Configuration (tools.yml)
Defines the path to the Python script for training/prediction:
pysenti: ~/path/to/train_or_predict.py
Vignette (vignettes/sentiment_analysis.Rmd)
Download data
Parse
Train or predict using pysenti_train_model() or pysenti_predict()
Load table with results
Right side: pysenti
Script (exec/train_or_predict.py)
Handles train and predict commands.
Receives the model path and the parsed data table from R, then executes the corresponding Python functions in:
API functions (api/model.py)
train_model(This function already exists):
train_model(parsed_dt, model_saved_path, model_select=0): Takes in a data table (w/ columns "Text" and "Polarity" where Polarity is assumed to have already correct values to train the models) Trains a model and saves it to a path "model_saved_path" and returns that path.

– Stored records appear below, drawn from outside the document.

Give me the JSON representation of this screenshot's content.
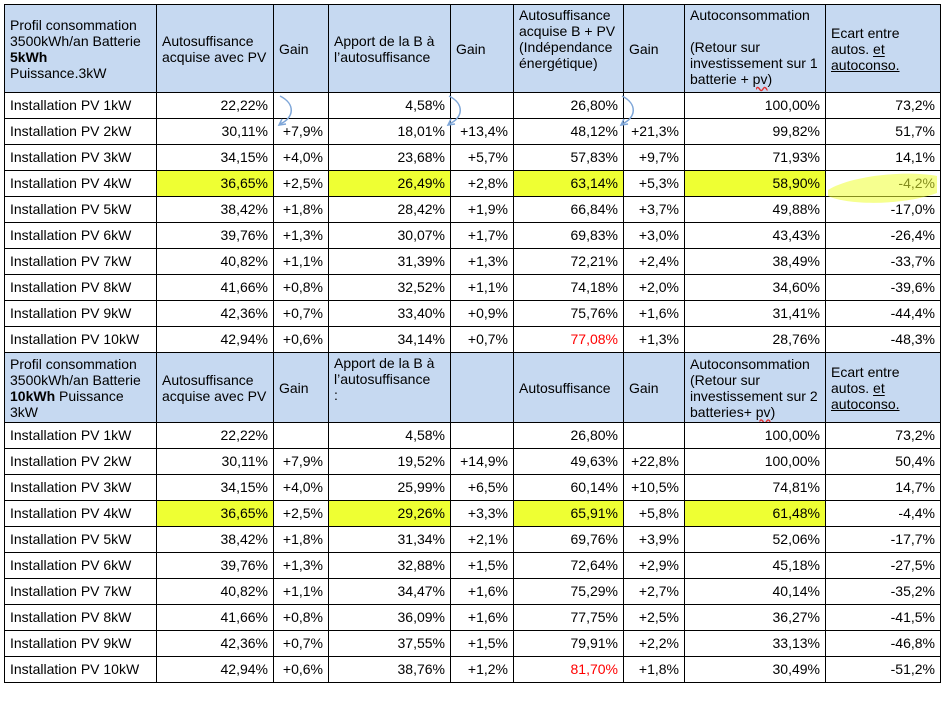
{
  "colors": {
    "header_bg": "#c6d9f1",
    "highlight": "#eeff33",
    "red": "#ff0000"
  },
  "section1": {
    "header": {
      "profile_line1": "Profil consommation",
      "profile_line2": "3500kWh/an Batterie",
      "profile_battery": "5kWh",
      "profile_power": "Puissance.3kW",
      "col_autosuff": "Autosuffisance acquise avec PV",
      "col_gain": "Gain",
      "col_apport": "Apport de la B à l’autosuffisance",
      "col_gain2": "Gain",
      "col_autosuff_bpv": "Autosuffisance acquise B + PV (Indépendance énergétique)",
      "col_gain3": "Gain",
      "col_autoconso_title": "Autoconsommation",
      "col_autoconso_sub1": "(Retour sur investissement sur 1 batterie + ",
      "col_autoconso_sub2": "pv",
      "col_autoconso_sub3": ")",
      "col_ecart1": "Ecart entre autos. ",
      "col_ecart2": "et",
      "col_ecart3": " autoconso."
    },
    "rows": [
      [
        "Installation PV 1kW",
        "22,22%",
        "",
        "4,58%",
        "",
        "26,80%",
        "",
        "100,00%",
        "73,2%"
      ],
      [
        "Installation PV 2kW",
        "30,11%",
        "+7,9%",
        "18,01%",
        "+13,4%",
        "48,12%",
        "+21,3%",
        "99,82%",
        "51,7%"
      ],
      [
        "Installation PV 3kW",
        "34,15%",
        "+4,0%",
        "23,68%",
        "+5,7%",
        "57,83%",
        "+9,7%",
        "71,93%",
        "14,1%"
      ],
      [
        "Installation PV 4kW",
        "36,65%",
        "+2,5%",
        "26,49%",
        "+2,8%",
        "63,14%",
        "+5,3%",
        "58,90%",
        "-4,2%"
      ],
      [
        "Installation PV 5kW",
        "38,42%",
        "+1,8%",
        "28,42%",
        "+1,9%",
        "66,84%",
        "+3,7%",
        "49,88%",
        "-17,0%"
      ],
      [
        "Installation PV 6kW",
        "39,76%",
        "+1,3%",
        "30,07%",
        "+1,7%",
        "69,83%",
        "+3,0%",
        "43,43%",
        "-26,4%"
      ],
      [
        "Installation PV 7kW",
        "40,82%",
        "+1,1%",
        "31,39%",
        "+1,3%",
        "72,21%",
        "+2,4%",
        "38,49%",
        "-33,7%"
      ],
      [
        "Installation PV 8kW",
        "41,66%",
        "+0,8%",
        "32,52%",
        "+1,1%",
        "74,18%",
        "+2,0%",
        "34,60%",
        "-39,6%"
      ],
      [
        "Installation PV 9kW",
        "42,36%",
        "+0,7%",
        "33,40%",
        "+0,9%",
        "75,76%",
        "+1,6%",
        "31,41%",
        "-44,4%"
      ],
      [
        "Installation PV 10kW",
        "42,94%",
        "+0,6%",
        "34,14%",
        "+0,7%",
        "77,08%",
        "+1,3%",
        "28,76%",
        "-48,3%"
      ]
    ]
  },
  "section2": {
    "header": {
      "profile_line1": "Profil consommation",
      "profile_line2": "3500kWh/an Batterie",
      "profile_battery": "10kWh",
      "profile_power": " Puissance 3kW",
      "col_autosuff": "Autosuffisance acquise avec PV",
      "col_gain": "Gain",
      "col_apport": "Apport de la B à l’autosuffisance",
      "col_apport_mark": ":",
      "col_autosuff_b": "Autosuffisance",
      "col_gain3": "Gain",
      "col_autoconso_title": "Autoconsommation",
      "col_autoconso_sub1": "(Retour sur investissement sur 2 batteries+ ",
      "col_autoconso_sub2": "pv",
      "col_autoconso_sub3": ")",
      "col_ecart1": "Ecart entre autos. ",
      "col_ecart2": "et",
      "col_ecart3": " autoconso."
    },
    "rows": [
      [
        "Installation PV 1kW",
        "22,22%",
        "",
        "4,58%",
        "",
        "26,80%",
        "",
        "100,00%",
        "73,2%"
      ],
      [
        "Installation PV 2kW",
        "30,11%",
        "+7,9%",
        "19,52%",
        "+14,9%",
        "49,63%",
        "+22,8%",
        "100,00%",
        "50,4%"
      ],
      [
        "Installation PV 3kW",
        "34,15%",
        "+4,0%",
        "25,99%",
        "+6,5%",
        "60,14%",
        "+10,5%",
        "74,81%",
        "14,7%"
      ],
      [
        "Installation PV 4kW",
        "36,65%",
        "+2,5%",
        "29,26%",
        "+3,3%",
        "65,91%",
        "+5,8%",
        "61,48%",
        "-4,4%"
      ],
      [
        "Installation PV 5kW",
        "38,42%",
        "+1,8%",
        "31,34%",
        "+2,1%",
        "69,76%",
        "+3,9%",
        "52,06%",
        "-17,7%"
      ],
      [
        "Installation PV 6kW",
        "39,76%",
        "+1,3%",
        "32,88%",
        "+1,5%",
        "72,64%",
        "+2,9%",
        "45,18%",
        "-27,5%"
      ],
      [
        "Installation PV 7kW",
        "40,82%",
        "+1,1%",
        "34,47%",
        "+1,6%",
        "75,29%",
        "+2,7%",
        "40,14%",
        "-35,2%"
      ],
      [
        "Installation PV 8kW",
        "41,66%",
        "+0,8%",
        "36,09%",
        "+1,6%",
        "77,75%",
        "+2,5%",
        "36,27%",
        "-41,5%"
      ],
      [
        "Installation PV 9kW",
        "42,36%",
        "+0,7%",
        "37,55%",
        "+1,5%",
        "79,91%",
        "+2,2%",
        "33,13%",
        "-46,8%"
      ],
      [
        "Installation PV 10kW",
        "42,94%",
        "+0,6%",
        "38,76%",
        "+1,2%",
        "81,70%",
        "+1,8%",
        "30,49%",
        "-51,2%"
      ]
    ]
  }
}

We will add this function:
predict_sentiment(), this is similar to the existing test_model(). test_model() predicts sentiment, compares it to the flat true labels, then combines both labels into a data table and returns it. Our new function predict_sentiment() only predicts sentiment, then returns a data table with updated sentiment values.
predict_sentiment(parsed_dt, model_saved_path, model_select=0): Takes in a data table (w/ columns "Text" and "Polarity") then applies predicted sentiment values and returns that table.